Zima była łaskawa nie tylko dla sępolan, ale i dla budżetu
Edwin Eckert spełnił oczekiwania radnych i podsumował zimę w szybkim tempie. Poszło szybko i bezboleśnie - jak tegoroczna zima.
Edwin Eckert, szef zarządu dróg w powiecie sępoleńskim, oczywiście swoje podsumowanie rozpoczął od regułek i krótkiej lekcji, co to jezdnia, pas drogowy, obiekty inżynierskie, mostowe. Później przeszedł do wyliczeń, ile dróg i w jakim stanie biegnie przez powiat sępoleński.

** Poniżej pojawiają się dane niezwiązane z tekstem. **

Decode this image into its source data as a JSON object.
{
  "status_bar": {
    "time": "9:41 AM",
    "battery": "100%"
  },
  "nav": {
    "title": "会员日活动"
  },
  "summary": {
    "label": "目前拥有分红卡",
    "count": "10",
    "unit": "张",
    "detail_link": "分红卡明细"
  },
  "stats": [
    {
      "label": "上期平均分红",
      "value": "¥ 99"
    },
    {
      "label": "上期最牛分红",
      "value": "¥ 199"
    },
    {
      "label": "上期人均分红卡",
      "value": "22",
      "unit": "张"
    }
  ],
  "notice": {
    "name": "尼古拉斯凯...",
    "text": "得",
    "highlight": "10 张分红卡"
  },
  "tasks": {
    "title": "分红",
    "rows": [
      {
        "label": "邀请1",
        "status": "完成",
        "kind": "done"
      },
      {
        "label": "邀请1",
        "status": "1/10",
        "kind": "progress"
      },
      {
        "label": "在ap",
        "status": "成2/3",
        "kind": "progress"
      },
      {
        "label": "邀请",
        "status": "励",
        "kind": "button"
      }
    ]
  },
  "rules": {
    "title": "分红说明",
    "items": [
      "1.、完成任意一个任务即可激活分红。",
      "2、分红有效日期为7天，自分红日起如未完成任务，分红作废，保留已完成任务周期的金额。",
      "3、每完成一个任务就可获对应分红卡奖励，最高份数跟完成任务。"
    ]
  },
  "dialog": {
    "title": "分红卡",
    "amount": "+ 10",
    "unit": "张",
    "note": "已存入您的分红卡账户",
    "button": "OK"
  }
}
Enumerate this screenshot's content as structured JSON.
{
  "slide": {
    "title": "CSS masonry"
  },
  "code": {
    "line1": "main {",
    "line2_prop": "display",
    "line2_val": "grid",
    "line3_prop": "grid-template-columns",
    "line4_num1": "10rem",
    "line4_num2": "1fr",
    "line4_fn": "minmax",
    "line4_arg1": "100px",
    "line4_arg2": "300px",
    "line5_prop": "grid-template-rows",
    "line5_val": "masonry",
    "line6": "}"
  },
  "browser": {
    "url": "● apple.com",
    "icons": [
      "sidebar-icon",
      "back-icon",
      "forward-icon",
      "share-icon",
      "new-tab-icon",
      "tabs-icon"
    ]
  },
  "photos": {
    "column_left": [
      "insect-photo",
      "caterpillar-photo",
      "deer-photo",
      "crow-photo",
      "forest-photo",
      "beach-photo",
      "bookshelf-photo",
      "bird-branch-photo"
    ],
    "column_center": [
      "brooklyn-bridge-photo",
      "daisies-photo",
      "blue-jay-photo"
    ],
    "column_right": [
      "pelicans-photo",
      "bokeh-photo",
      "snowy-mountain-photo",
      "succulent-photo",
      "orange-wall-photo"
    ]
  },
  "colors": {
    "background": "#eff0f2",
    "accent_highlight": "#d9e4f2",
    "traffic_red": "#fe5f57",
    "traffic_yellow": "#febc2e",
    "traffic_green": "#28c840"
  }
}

Łącznie jest 50 odcinków dróg, z czego połowa wymagałaby nakładów inwestycyjnych. - Takie doraźne i bieżące naprawy na 26 odcinkach to leczenie rannego na froncie, żeby go tylko przetransportować do szpitala - tłumaczy Eckert. Radni woleliby nie słyszeć, że aby wyleczyć wszystkie drogi, Eckert potrzebowałby w najbliższych latach... 80 mln zł.
Wszystkie drogi potrzebują bieżącego utrzymania. A jak tłumaczył szef zarządu, stan dróg zależy nie tylko od inwestycji, ale właśnie od regularnego ich naprawiania i utrzymania w trakcie roku. - Już po oddaniu nowej drogi należałoby odkładać środki na ich przyszłe utrzymanie, co jest później droższe niż inwestowanie - mówi Eckert.
Ale i on, i radni, z tegorocznej zimy mogą być zadowoleni, bo w kasie zostały oszczędności. Z przeznaczonych na zimę 200 tys. zł zostało około 120 tys. zł. Ok. 65 tys. zł poszło na zimę w 2016 roku (od stycznia 54 tys. zł na likwidację śliskości dróg, a 11 tys. zł na odśnieżanie).
Dlatego z tej puli jeszcze w marcu przeznaczono 15 tys. zł na na pilny pozimowy remont drogi z Dziedna do Sitowca.
- Dzięki łaskawej pogodzie sprzęt na naprawę dróg mógł wyjechać już w lutym. Na szczęście nie mieliśmy skrajnych dewastacji nawierzchni - podsumowuje Eckert.
Łącznie drogowcy zużyli już około 27 ton mieszanki mi- neralno-bitumicznej na zimno.- Stan nawierzchni bitumicznych na naszych drogach jest - jak na ich wiek - umiarkowanie zadowalający - dodaje szef zarządu dróg.